Alma Schindler Mahler, the flirtatious wife of composer-conductor Gustav Mahler, liked to say that her perfectionistic husband was always telephoning God. By that I think she meant that Mahler was all about the big picture – big ideas like love and death embodied in a big, rich, full sound that brought the 19th century’s Romantic movement to its apex. I count among the greatest experiences in my cultural life the Mahler Festival held at Carnegie Hall in 1976 in which I heard mezzo-soprano Frederica von Stade sing his “Songs of a Wayfarer” and the New York Philharmonic perform his epic Symphony No. 5 under the baton of Erich Leinsdorf – a performance so moving that the conductor himself was brought to tears.
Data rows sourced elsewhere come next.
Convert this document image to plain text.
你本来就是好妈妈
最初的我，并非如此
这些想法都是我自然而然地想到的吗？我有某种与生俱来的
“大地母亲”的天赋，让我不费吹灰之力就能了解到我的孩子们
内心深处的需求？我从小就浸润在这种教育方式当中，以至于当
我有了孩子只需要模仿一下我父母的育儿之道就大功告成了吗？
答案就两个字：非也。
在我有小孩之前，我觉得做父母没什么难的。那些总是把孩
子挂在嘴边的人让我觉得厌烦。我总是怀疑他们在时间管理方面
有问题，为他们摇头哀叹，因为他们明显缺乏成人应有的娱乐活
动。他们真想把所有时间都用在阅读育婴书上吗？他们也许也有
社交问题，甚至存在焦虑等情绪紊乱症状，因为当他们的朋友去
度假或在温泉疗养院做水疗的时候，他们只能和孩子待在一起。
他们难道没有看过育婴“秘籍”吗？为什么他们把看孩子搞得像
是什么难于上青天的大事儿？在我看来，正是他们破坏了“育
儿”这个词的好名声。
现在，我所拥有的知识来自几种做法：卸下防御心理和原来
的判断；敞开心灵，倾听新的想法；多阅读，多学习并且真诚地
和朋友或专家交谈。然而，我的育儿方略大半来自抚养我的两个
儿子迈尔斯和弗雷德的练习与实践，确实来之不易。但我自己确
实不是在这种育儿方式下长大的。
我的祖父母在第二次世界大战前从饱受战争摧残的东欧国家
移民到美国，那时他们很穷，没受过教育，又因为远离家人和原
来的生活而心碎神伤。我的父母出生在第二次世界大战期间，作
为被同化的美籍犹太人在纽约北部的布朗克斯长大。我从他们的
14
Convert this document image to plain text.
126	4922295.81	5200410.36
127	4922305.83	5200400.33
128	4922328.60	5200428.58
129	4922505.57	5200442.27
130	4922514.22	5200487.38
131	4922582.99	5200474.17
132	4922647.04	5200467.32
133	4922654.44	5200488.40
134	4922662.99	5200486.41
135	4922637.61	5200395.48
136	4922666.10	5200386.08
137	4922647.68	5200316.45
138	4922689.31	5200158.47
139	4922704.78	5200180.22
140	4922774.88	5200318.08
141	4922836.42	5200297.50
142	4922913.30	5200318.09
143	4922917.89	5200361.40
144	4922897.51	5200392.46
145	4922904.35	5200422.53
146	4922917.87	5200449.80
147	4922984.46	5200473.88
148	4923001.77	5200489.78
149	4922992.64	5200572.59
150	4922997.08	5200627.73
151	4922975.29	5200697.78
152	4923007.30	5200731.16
If you’re a collector of Mahler performances as I am then you’ll want to hear the Norwalk Symphony Orchestra perform his Symphony No. 1 at 8 p.m. Oct. 19 at the Norwalk Concert Hall in City Hall. It’s probably Mahler’s most accessible symphony, with snatches of the dirge-like theme from “Wayfarer” apparent. Even if you’re a Mahler neophyte, not to worry: In a program being billed as a “Mahler Immersion,” music director Jonathan Yates will take you through the work before he leads the orchestra and musicians from the community in the performance.
That night, the symphony will be teaming with Jewish Family Service to stock its food pantry. Audience members are encouraged to bring nonperishable kosher goods with them. It’s a great way to give back and enjoy some truly transcendent music. Tickets range from $5 to $40. The concert hall is at 125 East Ave.